Ainsi, même si la société les Productions de la Baleine n’agit pas en contrefaçon d’un droit d’auteur, qu’elle suggère cependant, mais en concurrence déloyale, pour un parasitisme qui serait lié aux investissements qu’elle prétend avoir effectués pendant plusieurs mois pour parvenir à l’ébauche du documentaire dont elle défend le prétendu détournement, force est de constater que ces lourds investissements ne sont pas démontrés, que c’est d’ailleurs à raison d’un impossible financement de ce projet qu’elle n’est pas parvenue à le faire aboutir et que nul comportement déloyal ne peut être valablement imputé à faute à la société GAUMONT TÉLÉVISION, qui lui a rendu une liberté qu’elle n’avait d’ailleurs jamais perdue, en lui écrivant le 22 juin 2011 : (…) vous êtes libre de poursuivre votre projet avec tout tiers de votre choix, aucun accord n’ayant été conclu entre nous.

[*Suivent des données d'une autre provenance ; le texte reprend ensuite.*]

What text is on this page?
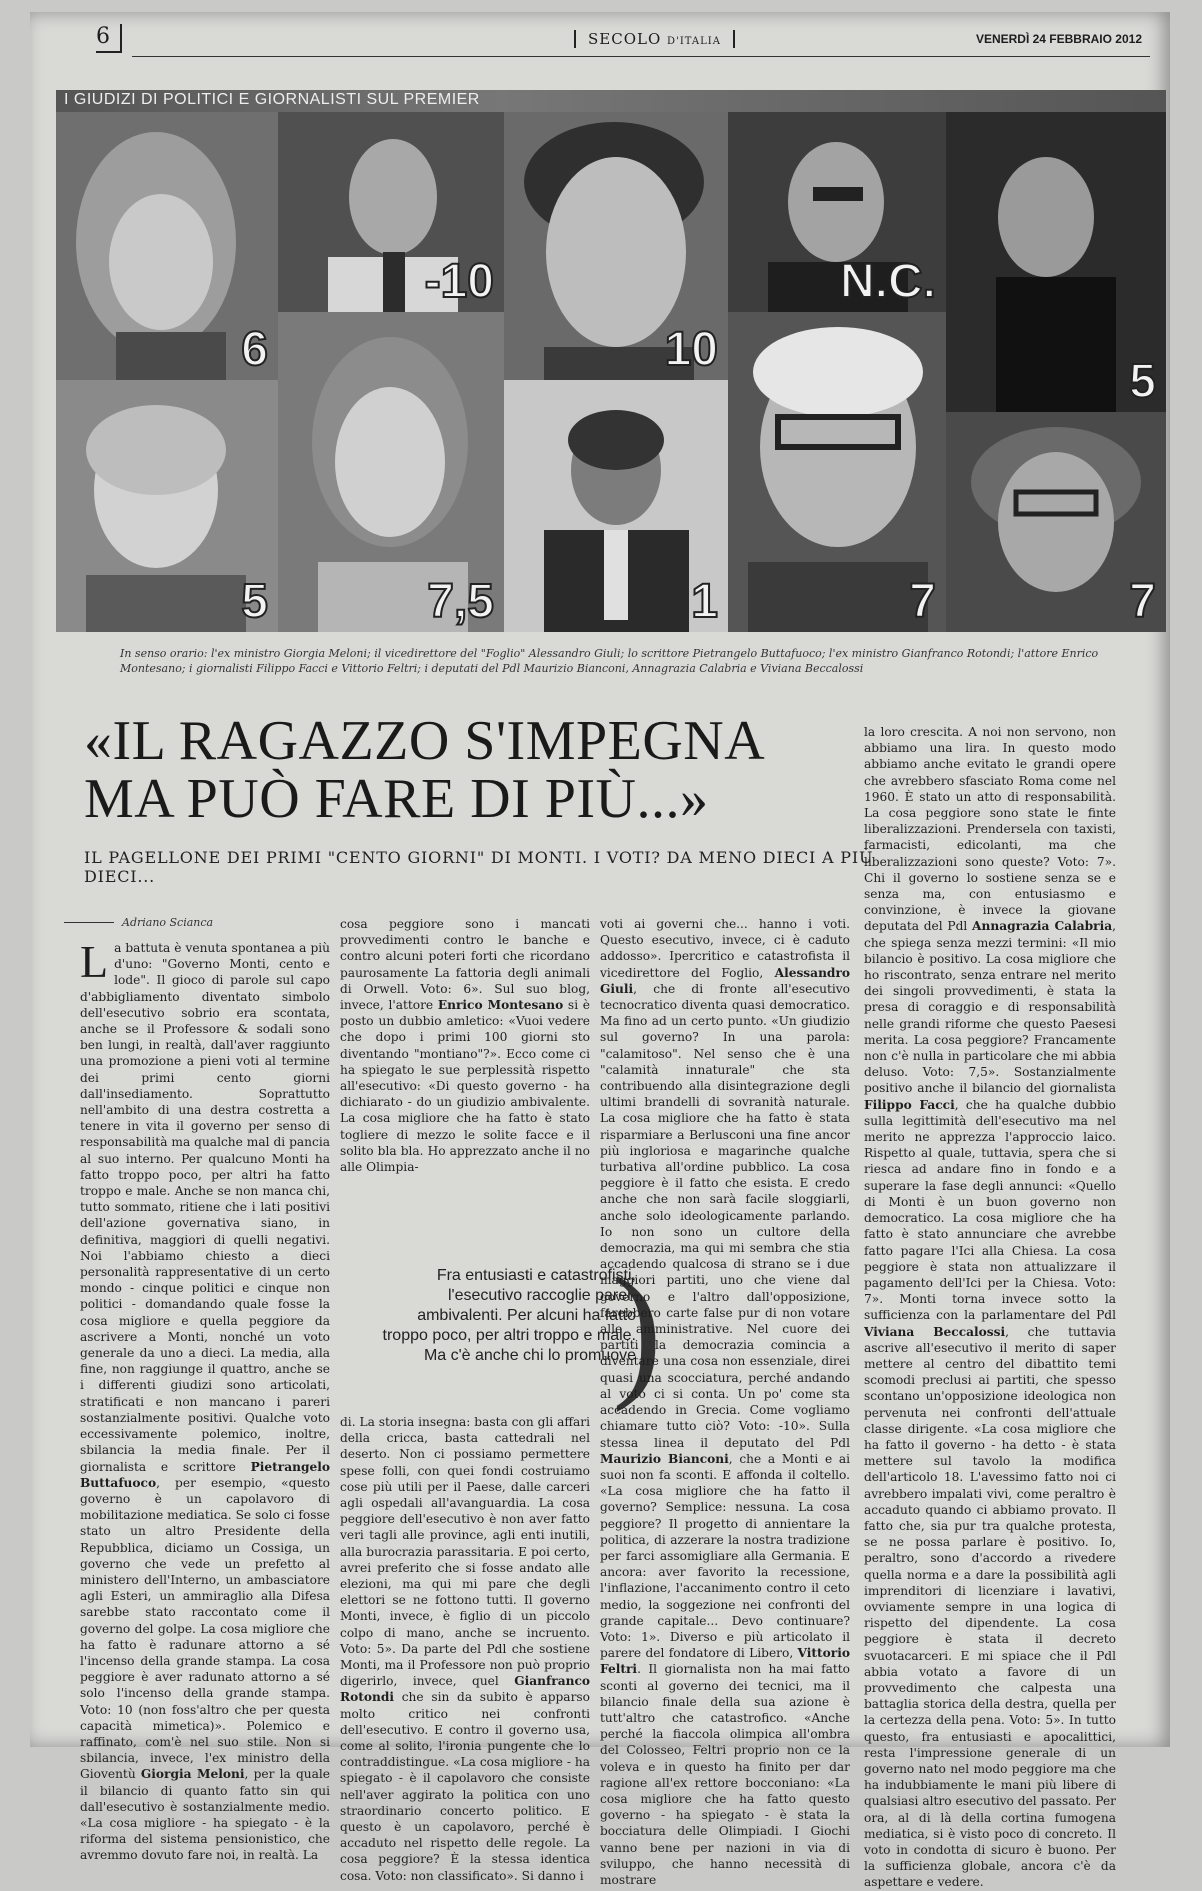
6	SECOLO D'ITALIA	VENERDÌ 24 FEBBRAIO 2012
I GIUDIZI DI POLITICI E GIORNALISTI SUL PREMIER
6
-10
10
N.C.
5
5	7,5	1	7	7
In senso orario: l'ex ministro Giorgia Meloni; il vicedirettore del "Foglio" Alessandro Giuli; lo scrittore Pietrangelo Buttafuoco; l'ex ministro Gianfranco Rotondi; l'attore Enrico Montesano; i giornalisti Filippo Facci e Vittorio Feltri; i deputati del Pdl Maurizio Bianconi, Annagrazia Calabria e Viviana Beccalossi
«IL RAGAZZO S'IMPEGNA
MA PUÒ FARE DI PIÙ...»
IL PAGELLONE DEI PRIMI "CENTO GIORNI" DI MONTI. I VOTI? DA MENO DIECI A PIÙ DIECI...
Adriano Scianca

La battuta è venuta spontanea a più d'uno: "Governo Monti, cento e lode". Il gioco di parole sul capo d'abbigliamento diventato simbolo dell'esecutivo sobrio era scontata, anche se il Professore & sodali sono ben lungi, in realtà, dall'aver raggiunto una promozione a pieni voti al termine dei primi cento giorni dall'insediamento. Soprattutto nell'ambito di una destra costretta a tenere in vita il governo per senso di responsabilità ma qualche mal di pancia al suo interno. Per qualcuno Monti ha fatto troppo poco, per altri ha fatto troppo e male. Anche se non manca chi, tutto sommato, ritiene che i lati positivi dell'azione governativa siano, in definitiva, maggiori di quelli negativi. Noi l'abbiamo chiesto a dieci personalità rappresentative di un certo mondo - cinque politici e cinque non politici - domandando quale fosse la cosa migliore e quella peggiore da ascrivere a Monti, nonché un voto generale da uno a dieci. La media, alla fine, non raggiunge il quattro, anche se i differenti giudizi sono articolati, stratificati e non mancano i pareri sostanzialmente positivi. Qualche voto eccessivamente polemico, inoltre, sbilancia la media finale. Per il giornalista e scrittore Pietrangelo Buttafuoco, per esempio, «questo governo è un capolavoro di mobilitazione mediatica. Se solo ci fosse stato un altro Presidente della Repubblica, diciamo un Cossiga, un governo che vede un prefetto al ministero dell'Interno, un ambasciatore agli Esteri, un ammiraglio alla Difesa sarebbe stato raccontato come il governo del golpe. La cosa migliore che ha fatto è radunare attorno a sé l'incenso della grande stampa. La cosa peggiore è aver radunato attorno a sé solo l'incenso della grande stampa. Voto: 10 (non foss'altro che per questa capacità mimetica)». Polemico e raffinato, com'è nel suo stile. Non si sbilancia, invece, l'ex ministro della Gioventù Giorgia Meloni, per la quale il bilancio di quanto fatto sin qui dall'esecutivo è sostanzialmente medio. «La cosa migliore - ha spiegato - è la riforma del sistema pensionistico, che avremmo dovuto fare noi, in realtà. La

cosa peggiore sono i mancati provvedimenti contro le banche e contro alcuni poteri forti che ricordano paurosamente La fattoria degli animali di Orwell. Voto: 6». Sul suo blog, invece, l'attore Enrico Montesano si è posto un dubbio amletico: «Vuoi vedere che dopo i primi 100 giorni sto diventando "montiano"?». Ecco come ci ha spiegato le sue perplessità rispetto all'esecutivo: «Di questo governo - ha dichiarato - do un giudizio ambivalente. La cosa migliore che ha fatto è stato togliere di mezzo le solite facce e il solito bla bla. Ho apprezzato anche il no alle Olimpia-

Fra entusiasti e catastrofisti, l'esecutivo raccoglie pareri ambivalenti. Per alcuni ha fatto troppo poco, per altri troppo e male. Ma c'è anche chi lo promuove
)

di. La storia insegna: basta con gli affari della cricca, basta cattedrali nel deserto. Non ci possiamo permettere spese folli, con quei fondi costruiamo cose più utili per il Paese, dalle carceri agli ospedali all'avanguardia. La cosa peggiore dell'esecutivo è non aver fatto veri tagli alle province, agli enti inutili, alla burocrazia parassitaria. E poi certo, avrei preferito che si fosse andato alle elezioni, ma qui mi pare che degli elettori se ne fottono tutti. Il governo Monti, invece, è figlio di un piccolo colpo di mano, anche se incruento. Voto: 5». Da parte del Pdl che sostiene Monti, ma il Professore non può proprio digerirlo, invece, quel Gianfranco Rotondi che sin da subito è apparso molto critico nei confronti dell'esecutivo. E contro il governo usa, come al solito, l'ironia pungente che lo contraddistingue. «La cosa migliore - ha spiegato - è il capolavoro che consiste nell'aver aggirato la politica con uno straordinario concerto politico. E questo è un capolavoro, perché è accaduto nel rispetto delle regole. La cosa peggiore? È la stessa identica cosa. Voto: non classificato». Si danno i

voti ai governi che... hanno i voti. Questo esecutivo, invece, ci è caduto addosso». Ipercritico e catastrofista il vicedirettore del Foglio, Alessandro Giuli, che di fronte all'esecutivo tecnocratico diventa quasi democratico. Ma fino ad un certo punto. «Un giudizio sul governo? In una parola: "calamitoso". Nel senso che è una "calamità innaturale" che sta contribuendo alla disintegrazione degli ultimi brandelli di sovranità naturale. La cosa migliore che ha fatto è stata risparmiare a Berlusconi una fine ancor più ingloriosa e magarinche qualche turbativa all'ordine pubblico. La cosa peggiore è il fatto che esista. E credo anche che non sarà facile sloggiarli, anche solo ideologicamente parlando. Io non sono un cultore della democrazia, ma qui mi sembra che stia accadendo qualcosa di strano se i due maggiori partiti, uno che viene dal governo e l'altro dall'opposizione, farebbero carte false pur di non votare alle amministrative. Nel cuore dei partiti la democrazia comincia a diventare una cosa non essenziale, direi quasi una scocciatura, perché andando al voto ci si conta. Un po' come sta accadendo in Grecia. Come vogliamo chiamare tutto ciò? Voto: -10». Sulla stessa linea il deputato del Pdl Maurizio Bianconi, che a Monti e ai suoi non fa sconti. E affonda il coltello. «La cosa migliore che ha fatto il governo? Semplice: nessuna. La cosa peggiore? Il progetto di annientare la politica, di azzerare la nostra tradizione per farci assomigliare alla Germania. E ancora: aver favorito la recessione, l'inflazione, l'accanimento contro il ceto medio, la soggezione nei confronti del grande capitale... Devo continuare? Voto: 1». Diverso e più articolato il parere del fondatore di Libero, Vittorio Feltri. Il giornalista non ha mai fatto sconti al governo dei tecnici, ma il bilancio finale della sua azione è tutt'altro che catastrofico. «Anche perché la fiaccola olimpica all'ombra del Colosseo, Feltri proprio non ce la voleva e in questo ha finito per dar ragione all'ex rettore bocconiano: «La cosa migliore che ha fatto questo governo - ha spiegato - è stata la bocciatura delle Olimpiadi. I Giochi vanno bene per nazioni in via di sviluppo, che hanno necessità di mostrare

la loro crescita. A noi non servono, non abbiamo una lira. In questo modo abbiamo anche evitato le grandi opere che avrebbero sfasciato Roma come nel 1960. È stato un atto di responsabilità. La cosa peggiore sono state le finte liberalizzazioni. Prendersela con taxisti, farmacisti, edicolanti, ma che liberalizzazioni sono queste? Voto: 7». Chi il governo lo sostiene senza se e senza ma, con entusiasmo e convinzione, è invece la giovane deputata del Pdl Annagrazia Calabria, che spiega senza mezzi termini: «Il mio bilancio è positivo. La cosa migliore che ho riscontrato, senza entrare nel merito dei singoli provvedimenti, è stata la presa di coraggio e di responsabilità nelle grandi riforme che questo Paesesi merita. La cosa peggiore? Francamente non c'è nulla in particolare che mi abbia deluso. Voto: 7,5». Sostanzialmente positivo anche il bilancio del giornalista Filippo Facci, che ha qualche dubbio sulla legittimità dell'esecutivo ma nel merito ne apprezza l'approccio laico. Rispetto al quale, tuttavia, spera che si riesca ad andare fino in fondo e a superare la fase degli annunci: «Quello di Monti è un buon governo non democratico. La cosa migliore che ha fatto è stato annunciare che avrebbe fatto pagare l'Ici alla Chiesa. La cosa peggiore è stata non attualizzare il pagamento dell'Ici per la Chiesa. Voto: 7». Monti torna invece sotto la sufficienza con la parlamentare del Pdl Viviana Beccalossi, che tuttavia ascrive all'esecutivo il merito di saper mettere al centro del dibattito temi scomodi preclusi ai partiti, che spesso scontano un'opposizione ideologica non pervenuta nei confronti dell'attuale classe dirigente. «La cosa migliore che ha fatto il governo - ha detto - è stata mettere sul tavolo la modifica dell'articolo 18. L'avessimo fatto noi ci avrebbero impalati vivi, come peraltro è accaduto quando ci abbiamo provato. Il fatto che, sia pur tra qualche protesta, se ne possa parlare è positivo. Io, peraltro, sono d'accordo a rivedere quella norma e a dare la possibilità agli imprenditori di licenziare i lavativi, ovviamente sempre in una logica di rispetto del dipendente. La cosa peggiore è stata il decreto svuotacarceri. E mi spiace che il Pdl abbia votato a favore di un provvedimento che calpesta una battaglia storica della destra, quella per la certezza della pena. Voto: 5». In tutto questo, fra entusiasti e apocalittici, resta l'impressione generale di un governo nato nel modo peggiore ma che ha indubbiamente le mani più libere di qualsiasi altro esecutivo del passato. Per ora, al di là della cortina fumogena mediatica, si è visto poco di concreto. Il voto in condotta di sicuro è buono. Per la sufficienza globale, ancora c'è da aspettare e vedere.
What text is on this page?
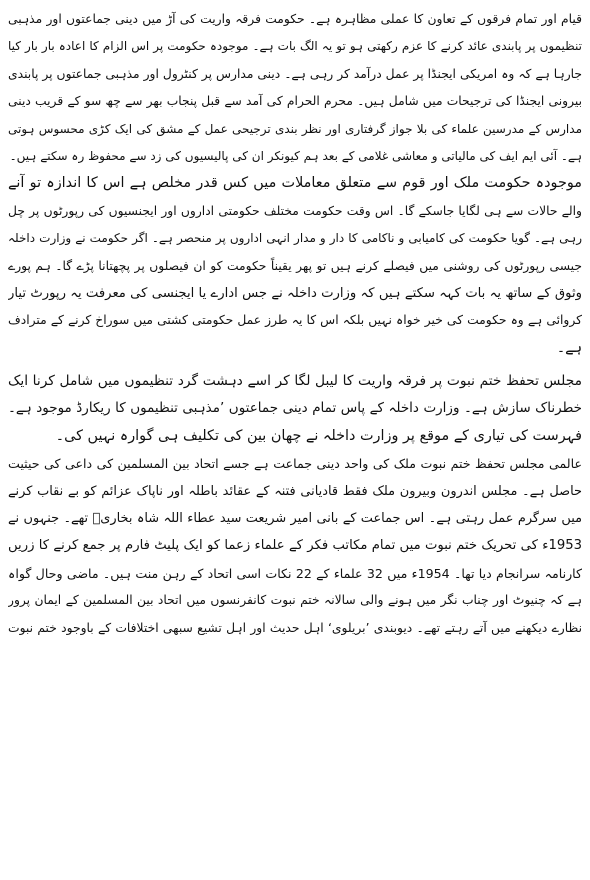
قیام اور تمام فرقوں کے تعاون کا عملی مظاہرہ ہے۔ حکومت فرقہ واریت کی آڑ میں دینی جماعتوں اور مذہبی
تنظیموں پر پابندی عائد کرنے کا عزم رکھتی ہو تو یہ الگ بات ہے۔ موجودہ حکومت پر اس الزام کا اعادہ بار بار کیا
جارہا ہے کہ وہ امریکی ایجنڈا پر عمل درآمد کر رہی ہے۔ دینی مدارس پر کنٹرول اور مذہبی جماعتوں پر پابندی
بیرونی ایجنڈا کی ترجیحات میں شامل ہیں۔ محرم الحرام کی آمد سے قبل پنجاب بھر سے چھ سو کے قریب دینی
مدارس کے مدرسین علماء کی بلا جواز گرفتاری اور نظر بندی ترجیحی عمل کے مشق کی ایک کڑی محسوس ہوتی
ہے۔ آئی ایم ایف کی مالیاتی و معاشی غلامی کے بعد ہم کیونکر ان کی پالیسیوں کی زد سے محفوظ رہ سکتے ہیں۔
موجودہ حکومت ملک اور قوم سے متعلق معاملات میں کس قدر مخلص ہے اس کا اندازہ تو آنے
والے حالات سے ہی لگایا جاسکے گا۔ اس وقت حکومت مختلف حکومتی اداروں اور ایجنسیوں کی رپورٹوں پر چل
رہی ہے۔ گویا حکومت کی کامیابی و ناکامی کا دار و مدار انہی اداروں پر منحصر ہے۔ اگر حکومت نے وزارت داخلہ
جیسی رپورٹوں کی روشنی میں فیصلے کرنے ہیں تو پھر یقیناً حکومت کو ان فیصلوں پر پچھتانا پڑے گا۔ ہم پورے
وثوق کے ساتھ یہ بات کہہ سکتے ہیں کہ وزارت داخلہ نے جس ادارے یا ایجنسی کی معرفت یہ رپورٹ تیار
کروائی ہے وہ حکومت کی خیر خواہ نہیں بلکہ اس کا یہ طرز عمل حکومتی کشتی میں سوراخ کرنے کے مترادف
ہے۔
مجلس تحفظ ختم نبوت پر فرقہ واریت کا لیبل لگا کر اسے دہشت گرد تنظیموں میں شامل کرنا ایک
خطرناک سازش ہے۔ وزارت داخلہ کے پاس تمام دینی جماعتوں ’مذہبی تنظیموں کا ریکارڈ موجود ہے۔
فہرست کی تیاری کے موقع پر وزارت داخلہ نے چھان بین کی تکلیف ہی گوارہ نہیں کی۔
عالمی مجلس تحفظ ختم نبوت ملک کی واحد دینی جماعت ہے جسے اتحاد بین المسلمین کی داعی کی حیثیت
حاصل ہے۔ مجلس اندرون وبیرون ملک فقط قادیانی فتنہ کے عقائد باطلہ اور ناپاک عزائم کو بے نقاب کرنے
میں سرگرم عمل رہتی ہے۔ اس جماعت کے بانی امیر شریعت سید عطاء اللہ شاہ بخاریؒ تھے۔ جنہوں نے
1953ء کی تحریک ختم نبوت میں تمام مکاتب فکر کے علماء زعما کو ایک پلیٹ فارم پر جمع کرنے کا زریں
کارنامہ سرانجام دیا تھا۔ 1954ء میں 32 علماء کے 22 نکات اسی اتحاد کے رہن منت ہیں۔ ماضی وحال گواہ
ہے کہ چنیوٹ اور چناب نگر میں ہونے والی سالانہ ختم نبوت کانفرنسوں میں اتحاد بین المسلمین کے ایمان پرور
نظارے دیکھنے میں آتے رہتے تھے۔ دیوبندی ’بریلوی‘ اہل حدیث اور اہل تشیع سبھی اختلافات کے باوجود ختم نبوت
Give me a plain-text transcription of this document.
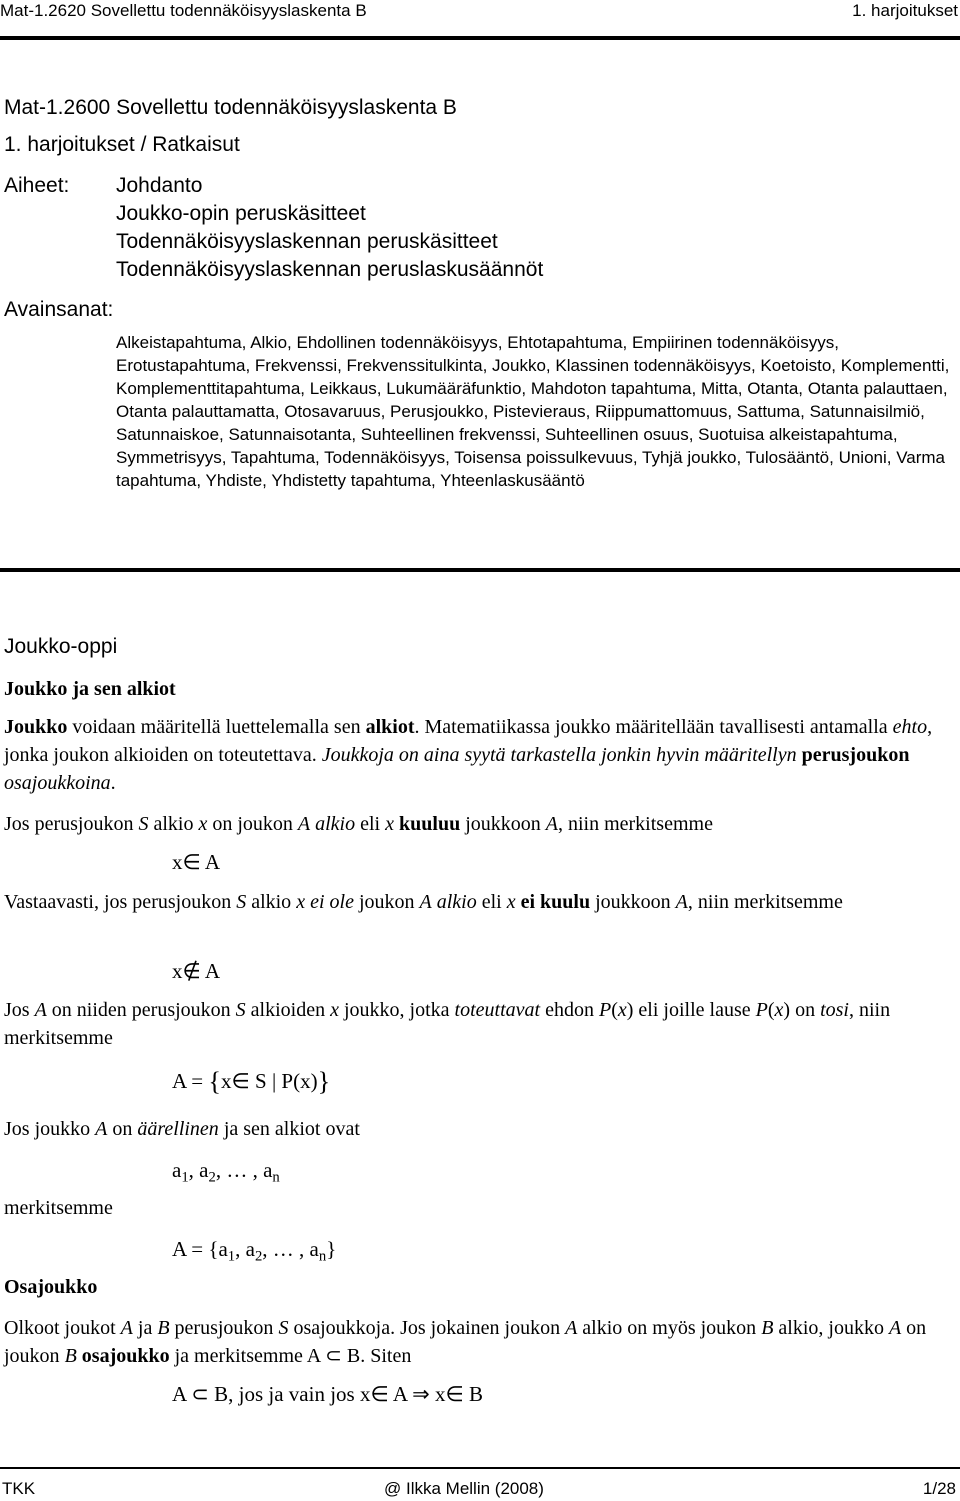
Mat-1.2620 Sovellettu todennäköisyyslaskenta B	1. harjoitukset
Mat-1.2600 Sovellettu todennäköisyyslaskenta B
1. harjoitukset / Ratkaisut
Aiheet: Johdanto
Joukko-opin peruskäsitteet
Todennäköisyyslaskennan peruskäsitteet
Todennäköisyyslaskennan peruslaskusäännöt
Avainsanat:
Alkeistapahtuma, Alkio, Ehdollinen todennäköisyys, Ehtotapahtuma, Empiirinen todennäköisyys, Erotustapahtuma, Frekvenssi, Frekvenssitulkinta, Joukko, Klassinen todennäköisyys, Koetoisto, Komplementti, Komplementtitapahtuma, Leikkaus, Lukumääräfunktio, Mahdoton tapahtuma, Mitta, Otanta, Otanta palauttaen, Otanta palauttamatta, Otosavaruus, Perusjoukko, Pistevieraus, Riippumattomuus, Sattuma, Satunnaisilmiö, Satunnaiskoe, Satunnaisotanta, Suhteellinen frekvenssi, Suhteellinen osuus, Suotuisa alkeistapahtuma, Symmetrisyys, Tapahtuma, Todennäköisyys, Toisensa poissulkevuus, Tyhjä joukko, Tulosääntö, Unioni, Varma tapahtuma, Yhdiste, Yhdistetty tapahtuma, Yhteenlaskusääntö
Joukko-oppi
Joukko ja sen alkiot
Joukko voidaan määritellä luettelemalla sen alkiot. Matematiikassa joukko määritellään tavallisesti antamalla ehto, jonka joukon alkioiden on toteutettava. Joukkoja on aina syytä tarkastella jonkin hyvin määritellyn perusjoukon osajoukkoina.
Jos perusjoukon S alkio x on joukon A alkio eli x kuuluu joukkoon A, niin merkitsemme
x∈ A
Vastaavasti, jos perusjoukon S alkio x ei ole joukon A alkio eli x ei kuulu joukkoon A, niin merkitsemme
x∉ A
Jos A on niiden perusjoukon S alkioiden x joukko, jotka toteuttavat ehdon P(x) eli joille lause P(x) on tosi, niin merkitsemme
A = {x∈ S | P(x)}
Jos joukko A on äärellinen ja sen alkiot ovat
$a_1$, $a_2$, … , $a_n$
merkitsemme
$A = \{a_1$, $a_2$, … , $a_n$}
Osajoukko
Olkoot joukot A ja B perusjoukon S osajoukkoja. Jos jokainen joukon A alkio on myös joukon B alkio, joukko A on joukon B osajoukko ja merkitsemme A ⊂ B. Siten
A ⊂ B, jos ja vain jos x∈ A ⇒ x∈ B
TKK	@ Ilkka Mellin (2008)	1/28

Dans ces conditions, la cour confirmera le jugement de ce chef.

Sur le caractère abusif de la procédure :

L’article 32-1 du code de procédure civile édicte que : Celui qui agit en justice de manière dilatoire ou abusive peut être condamné à une amende civile d’un maximum de 3.000 euros, sans préjudice des dommages-intérêts qui seraient réclamés.

Dans un Etat de droit et une société démocratique, le droit d’ester en justice ne trouve sa limite que dans l’abus fait de celui-ci, avec malice, mauvaise foi ou bien lorsqu’il résulte d’une erreur équipollente au dol.

En l’espèce, la société GAUMONT TÉLÉVISION ne caractérise pas de la part de la société les Productions de la Baleine, qui a pu se méprendre sur l’étendue de ses droits à voir aboutir des négociations ouvertes au sujet d’un projet dont elle a estimé qu’il a ensuite vu le jour à son détriment, des agissements constitutifs d’un abus de droit.

Il ne sera donc pas fait droit à la demande de dommages et intérêts formulée de ce chef par la société GAUMONT TÉLÉVISION.

La cour confirmera donc le jugement qui a débouté la société GAUMONT TÉLÉVISION de sa demande reconventionnelle en dommages et intérêts, et, partant, en son entier.

Sur l’article 700 du code de procédure civile :

Il est équitable d’allouer à la société GAUMONT TÉLÉVISION une indemnité de procédure de 3.000 euros. La société les Productions de la Baleine, qui succombe, sera, en revanche, déboutée de sa demande de ce chef.

PAR CES MOTIFS

La cour, statuant par arrêt contradictoire,

CONFIRME le jugement entrepris du tribunal de commerce de Nanterre du 26 mars 2015 en toutes ses dispositions,

Et y ajoutant,

REJETTE toutes autres demandes,

CONDAMNE la société à responsabilité limitée les Productions de la Baleine à payer à la société par actions simplifiée GAUMONT TÉLÉVISION la somme de 3.000 euros sur le fondement de l’article 700 du code de procédure civile,

CONDAMNE la société à responsabilité limitée les Productions de la Baleine aux dépens d’appel, avec droit de recouvrement direct, par application de l’article 699 du code de procédure civile.

Prononcé publiquement par mise à disposition de l’arrêt au greffe de la cour, les parties en ayant été préalablement avisées dans les conditions prévues au deuxième alinéa de l’article 450 du code de procédure civile.

Signé par Mme Dominique ROSENTHAL, Président et par Monsieur Alexandre GAVACHE, Greffier, auquel la minute de la décision a été remise par le magistrat signataire.